Cuando han acabado el trabajo y Lamine se ha retirado, y Montse se ha retirado, Goja todavía se queda un rato en la granja. Ginzburg y Balzac esperan pacientes en la puerta de la lechería, alzando su mirada vidriosa e imploradora hacia ella cada vez que pasa por su lado.
Goja no hace caso de sus ojos famélicos y se asoma al patio de las nodrizas. Ya ha apagado todas las luces de la granja y, a esta hora, apenas queda un hilillo de sol poniéndose en el horizonte y la luna llena, llenísima, que ilumina la tierra con su rayo fantasmal.
Accede al patio y camina despacio entre los animales. Las vacas parecen poseídas por una calma dulce, a esta hora. La mayoría yacen y rumian, con los terneros al lado. Chéjov husmea en el comedero distraídamente. Mafalda bebe agua. Los pequeños están todos tumbados, exhaustos, cansados de todo el día, medio adormilados. El único que levanta las orejas cuando ve a Goja es el hijo de Kundera. Todavía no sabe muy bien quién es, qué hace ni qué quiere, este ser de dos patas que va y viene.
Ella se pone el polar que lleva atado a la cintura.
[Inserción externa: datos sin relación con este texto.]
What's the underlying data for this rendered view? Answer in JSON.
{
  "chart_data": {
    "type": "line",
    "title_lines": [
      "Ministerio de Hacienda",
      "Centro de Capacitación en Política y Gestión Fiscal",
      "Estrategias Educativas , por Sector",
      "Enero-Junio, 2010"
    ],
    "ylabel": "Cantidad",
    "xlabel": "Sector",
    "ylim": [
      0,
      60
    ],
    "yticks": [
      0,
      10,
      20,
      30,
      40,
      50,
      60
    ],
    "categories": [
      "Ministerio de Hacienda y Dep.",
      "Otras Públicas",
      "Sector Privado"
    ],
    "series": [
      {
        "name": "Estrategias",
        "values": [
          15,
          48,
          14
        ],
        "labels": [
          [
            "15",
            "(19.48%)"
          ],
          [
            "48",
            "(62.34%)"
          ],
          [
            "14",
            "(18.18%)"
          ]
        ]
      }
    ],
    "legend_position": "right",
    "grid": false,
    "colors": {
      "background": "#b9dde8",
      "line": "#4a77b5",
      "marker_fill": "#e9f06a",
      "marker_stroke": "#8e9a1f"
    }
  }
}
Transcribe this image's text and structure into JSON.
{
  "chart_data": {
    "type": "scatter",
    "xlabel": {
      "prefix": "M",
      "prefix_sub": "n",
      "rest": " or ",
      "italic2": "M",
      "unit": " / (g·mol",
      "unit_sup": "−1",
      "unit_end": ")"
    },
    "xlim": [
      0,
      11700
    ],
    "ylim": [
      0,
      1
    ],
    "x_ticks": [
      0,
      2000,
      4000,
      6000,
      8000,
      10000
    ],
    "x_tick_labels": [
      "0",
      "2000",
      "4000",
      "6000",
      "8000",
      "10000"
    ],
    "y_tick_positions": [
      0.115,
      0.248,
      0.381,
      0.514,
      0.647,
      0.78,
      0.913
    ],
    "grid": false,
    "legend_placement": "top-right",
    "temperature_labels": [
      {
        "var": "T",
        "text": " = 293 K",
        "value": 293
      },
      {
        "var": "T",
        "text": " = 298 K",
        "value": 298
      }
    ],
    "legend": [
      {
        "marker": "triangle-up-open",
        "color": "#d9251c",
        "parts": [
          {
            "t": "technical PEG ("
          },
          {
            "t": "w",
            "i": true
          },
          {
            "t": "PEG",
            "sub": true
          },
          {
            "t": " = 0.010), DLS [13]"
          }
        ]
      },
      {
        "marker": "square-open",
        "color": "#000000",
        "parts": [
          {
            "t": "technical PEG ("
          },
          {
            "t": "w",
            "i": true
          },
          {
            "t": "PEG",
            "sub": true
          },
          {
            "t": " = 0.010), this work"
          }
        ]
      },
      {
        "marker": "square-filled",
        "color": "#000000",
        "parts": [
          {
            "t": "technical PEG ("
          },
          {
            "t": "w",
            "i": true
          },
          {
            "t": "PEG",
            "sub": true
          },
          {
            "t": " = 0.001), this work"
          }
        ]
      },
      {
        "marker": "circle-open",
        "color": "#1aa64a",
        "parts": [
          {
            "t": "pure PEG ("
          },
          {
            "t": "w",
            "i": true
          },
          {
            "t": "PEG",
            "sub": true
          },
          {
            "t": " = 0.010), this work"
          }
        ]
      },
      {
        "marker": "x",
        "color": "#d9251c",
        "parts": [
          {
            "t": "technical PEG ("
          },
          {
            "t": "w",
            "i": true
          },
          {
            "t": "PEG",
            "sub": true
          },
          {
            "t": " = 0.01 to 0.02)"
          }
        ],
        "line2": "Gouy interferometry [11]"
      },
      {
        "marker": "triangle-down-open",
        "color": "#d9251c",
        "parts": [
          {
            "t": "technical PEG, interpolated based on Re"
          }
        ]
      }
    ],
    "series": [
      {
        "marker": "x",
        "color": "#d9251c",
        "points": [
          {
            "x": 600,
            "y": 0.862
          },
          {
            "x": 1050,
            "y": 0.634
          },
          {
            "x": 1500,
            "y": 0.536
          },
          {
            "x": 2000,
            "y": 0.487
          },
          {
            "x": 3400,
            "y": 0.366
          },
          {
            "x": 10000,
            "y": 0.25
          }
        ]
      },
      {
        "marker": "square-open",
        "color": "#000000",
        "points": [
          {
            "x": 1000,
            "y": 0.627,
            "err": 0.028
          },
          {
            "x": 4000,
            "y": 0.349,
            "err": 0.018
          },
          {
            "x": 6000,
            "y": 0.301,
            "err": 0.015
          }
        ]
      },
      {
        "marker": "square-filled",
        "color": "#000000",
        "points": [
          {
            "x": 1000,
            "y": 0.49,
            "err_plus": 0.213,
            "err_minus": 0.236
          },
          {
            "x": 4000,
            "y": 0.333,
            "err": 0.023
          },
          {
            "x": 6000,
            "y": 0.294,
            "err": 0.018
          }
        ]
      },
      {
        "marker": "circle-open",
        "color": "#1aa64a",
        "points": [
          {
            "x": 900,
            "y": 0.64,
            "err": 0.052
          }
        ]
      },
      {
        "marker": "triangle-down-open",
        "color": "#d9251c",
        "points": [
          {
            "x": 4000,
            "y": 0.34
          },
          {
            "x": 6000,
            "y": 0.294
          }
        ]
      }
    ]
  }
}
El aire es fresco, el olor es húmedo y penetrante. El silencio impera. A esta hora, la granja es una delicia, sin nadie más, con las luces apagadas: se transforma en una especie de oasis de paz y de serenidad.
[1] La protagonista se llama Glòria, pero decide hacerse llamar «Goja» porque así se llama a las hadas en algunas zonas de Cataluña.